2025年には、いわゆる“団塊の世代”が後期高齢者となり、2040年には、“団塊ジュニア世代”までもが高齢者に仲間入する。そのため、今後、医療や介護に係る担い手が減少することが大きな課題となっている。
その一方で、高齢者の“若返り”が見られ、高齢者の就業ニーズも(実際、就業率も)上昇している。
こうした現状を踏まえ、政府は、昨年10月22日、厚生労働大臣を本部長とする「2040年を展望した社会保障・働き方改革本部」を設置し、「国民誰もが、より長く元気に活躍できるよう、多様な就労・社会参加の環境整備や健康寿命の延伸を進めるともに、医療・福祉サービスの改革による生産性の向上を図りつつ、給付と負担の見直し等による社会保障の持続可能性の確保を進める」(同本部設置規程より)という方針を打ち出した。
具体的な施策は、
①健康寿命延伸TF(疾病予防・介護予防に関する施策等)、
②医療・福祉サービス改革TF(ロボット、AI、ICTの実用化等)、
③高齢者雇用TF(高齢者の雇用就業機会の確保等)、
④地域共生TF(縦割りを超えた地域における包括的な支援体制の整備等)
の4TF(タスクフォース)で検討される。
医療業界やAI業界などに影響するテーマが多い印象だが、すべての業種に関係しそうなのは、高齢者雇用の問題だろう。

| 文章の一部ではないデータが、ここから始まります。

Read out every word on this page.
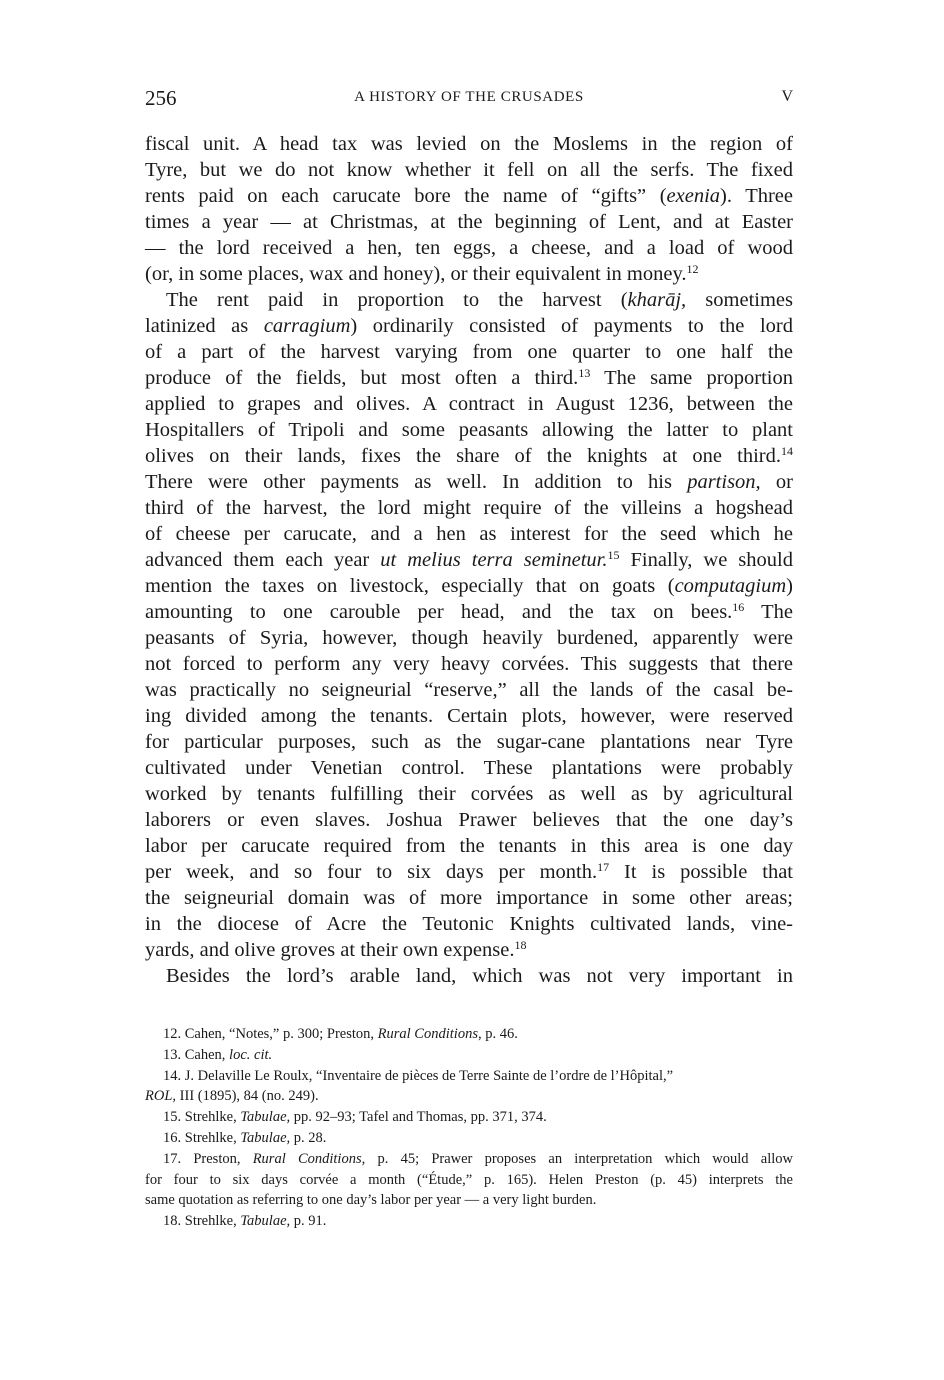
256	A HISTORY OF THE CRUSADES	V
fiscal unit. A head tax was levied on the Moslems in the region of
Tyre, but we do not know whether it fell on all the serfs. The fixed
rents paid on each carucate bore the name of “gifts” (exenia). Three
times a year — at Christmas, at the beginning of Lent, and at Easter
— the lord received a hen, ten eggs, a cheese, and a load of wood
(or, in some places, wax and honey), or their equivalent in money.$^{12}$
The rent paid in proportion to the harvest (kharāj, sometimes
latinized as carragium) ordinarily consisted of payments to the lord
of a part of the harvest varying from one quarter to one half the
produce of the fields, but most often a third.$^{13}$ The same proportion
applied to grapes and olives. A contract in August 1236, between the
Hospitallers of Tripoli and some peasants allowing the latter to plant
olives on their lands, fixes the share of the knights at one third.$^{14}$
There were other payments as well. In addition to his partison, or
third of the harvest, the lord might require of the villeins a hogshead
of cheese per carucate, and a hen as interest for the seed which he
advanced them each year ut melius terra seminetur.$^{15}$ Finally, we should
mention the taxes on livestock, especially that on goats (computagium)
amounting to one carouble per head, and the tax on bees.$^{16}$ The
peasants of Syria, however, though heavily burdened, apparently were
not forced to perform any very heavy corvées. This suggests that there
was practically no seigneurial “reserve,” all the lands of the casal be-
ing divided among the tenants. Certain plots, however, were reserved
for particular purposes, such as the sugar-cane plantations near Tyre
cultivated under Venetian control. These plantations were probably
worked by tenants fulfilling their corvées as well as by agricultural
laborers or even slaves. Joshua Prawer believes that the one day’s
labor per carucate required from the tenants in this area is one day
per week, and so four to six days per month.$^{17}$ It is possible that
the seigneurial domain was of more importance in some other areas;
in the diocese of Acre the Teutonic Knights cultivated lands, vine-
yards, and olive groves at their own expense.$^{18}$
Besides the lord’s arable land, which was not very important in
12. Cahen, “Notes,” p. 300; Preston, Rural Conditions, p. 46.
13. Cahen, loc. cit.
14. J. Delaville Le Roulx, “Inventaire de pièces de Terre Sainte de l’ordre de l’Hôpital,”
ROL, III (1895), 84 (no. 249).
15. Strehlke, Tabulae, pp. 92–93; Tafel and Thomas, pp. 371, 374.
16. Strehlke, Tabulae, p. 28.
17. Preston, Rural Conditions, p. 45; Prawer proposes an interpretation which would allow
for four to six days corvée a month (“Étude,” p. 165). Helen Preston (p. 45) interprets the
same quotation as referring to one day’s labor per year — a very light burden.
18. Strehlke, Tabulae, p. 91.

奇しくも同じ10月22日の夕方に首相官邸で開催された「第20回未来投資会議」では、「70歳までの就業機会の確保を図り、高齢者の希望・特性に応じて、多様な選択肢を許容する方向で検討する」こととされ、席上、安倍首相は「2019年の夏に『実行計画』で具体的制度化の方針を決定したい」と述べている。
当然、この「改革本部」においても、それを睨んだ方向性が示されると思われる。
「2040年を展望した」と銘打ってはいるが、そう遠くないうちに「70歳までの継続雇用」が義務づけられる可能性があることを、企業経営者は承知しておかなければなるまい。